EAST MADISON — How warm was it this winter?

Well, according to a researcher at the U.S. Geological Survey’s water science center in Augusta, the ice on most of Maine’s lakes and ponds melted away in March – the earliest since records have been kept.

“It’s close to a month earlier, the ice-out date,” Caelan Lapointe, a college student doing research at the survey said Friday. “I was given a list of contacts of the people who monitor the ice-out dates and called them. All of them were the earliest on record.”

Historical ice-out dates are recorded for 29 lakes in New England for publication by the survey.

On average, the observers have kept records for 108 years, with a range of 64 to 163 years, according to the survey’s website.

This year’s record ice-outs include March 21 on Damariscotta Lake in Jefferson, March 24 on Cobbossee Lake in Monmouth, and April 17 on Eagle Lake in Aroostook County.

On Wesserunsett Lake in East Madison, ice-out this year was March 23, the earliest date since records were kept there, starting in 1884, according to lake shore resident Greg Dore. He and a friend have followed the seasonal change for years, adding to a record started by a camp resident.

“I think it’s part of global warming,” Dore said. “I think the extreme weather conditions we are experiencing is part of global warming – it was in the 80s in March, that’s definitely unheard of.”

The previous earliest date for ice-out on Wesserunsett was March 24 in 2010 and in 2003. Before that the record was March 31 in 1981, Dore said, who is also Skowhegan’s road commissioner.

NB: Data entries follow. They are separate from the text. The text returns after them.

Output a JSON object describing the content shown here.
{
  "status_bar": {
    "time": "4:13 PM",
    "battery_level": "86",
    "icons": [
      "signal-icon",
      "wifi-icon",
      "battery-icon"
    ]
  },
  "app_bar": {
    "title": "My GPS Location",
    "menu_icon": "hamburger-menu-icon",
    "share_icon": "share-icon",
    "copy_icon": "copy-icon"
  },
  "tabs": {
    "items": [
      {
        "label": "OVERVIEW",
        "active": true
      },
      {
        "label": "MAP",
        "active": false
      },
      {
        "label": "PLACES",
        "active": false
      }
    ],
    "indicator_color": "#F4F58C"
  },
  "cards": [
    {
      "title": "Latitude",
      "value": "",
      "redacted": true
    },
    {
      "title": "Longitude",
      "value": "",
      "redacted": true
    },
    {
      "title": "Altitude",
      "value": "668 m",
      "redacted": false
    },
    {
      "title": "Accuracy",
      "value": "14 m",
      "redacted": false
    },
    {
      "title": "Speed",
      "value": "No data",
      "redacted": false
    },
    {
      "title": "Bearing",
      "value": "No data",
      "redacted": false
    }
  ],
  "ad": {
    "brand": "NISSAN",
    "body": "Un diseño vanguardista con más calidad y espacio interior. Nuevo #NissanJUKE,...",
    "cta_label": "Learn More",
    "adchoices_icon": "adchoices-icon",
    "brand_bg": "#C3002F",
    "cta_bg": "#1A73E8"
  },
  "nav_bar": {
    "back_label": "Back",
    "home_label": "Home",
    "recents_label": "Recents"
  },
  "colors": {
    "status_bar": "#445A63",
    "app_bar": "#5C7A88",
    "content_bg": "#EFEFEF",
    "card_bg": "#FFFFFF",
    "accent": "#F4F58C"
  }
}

He said the average date for the ice leaving the middle of Wesserunsett Lake is April 19.

Lake ice-out dates have been historically recorded in New England for practical reasons such as lake transportation and out of general interest.

Lake shore residents and their families and friends often have competitions to see who can most closely predict the date the ice will leave a lake or pond.

Changes, or lack of changes, in long-term data such as ice-out dates in New England and other regions of the world are documented for several reasons, according to the survey’s website.

Reasons include validation of global atmospheric data at the local level and analysis of the effects of climatic changes on regional ecosystems.

The latest ice-out day on the lake was recorded on May 5, 1888, according to a chart kept by Dore and his friend Philip “Stubby” Steward of Skowhegan.

Dore has been keeping the ice-out records since 1998.

“Stubby’s father-in-law had been keeping track prior to Stubby and his went back to the mid-’20s, early ’30s,” Dore said. “His father-in-law got them from a farmer in East Madison who owned a camp on the lake and they have been keeping track since 1884.”

James Brown, a meteorologist at the National Weather Service office in Gray, said this winter was the second warmest in the Portland area, with an average daily temperature in December, January and February of 30.3 degrees. The normal temperature is 25.6 degrees.

Dore predicts that this coming winter will be an average one for cold and ice on Maine’s lakes and ponds. Traditionally, he said, records show the following year will be below average.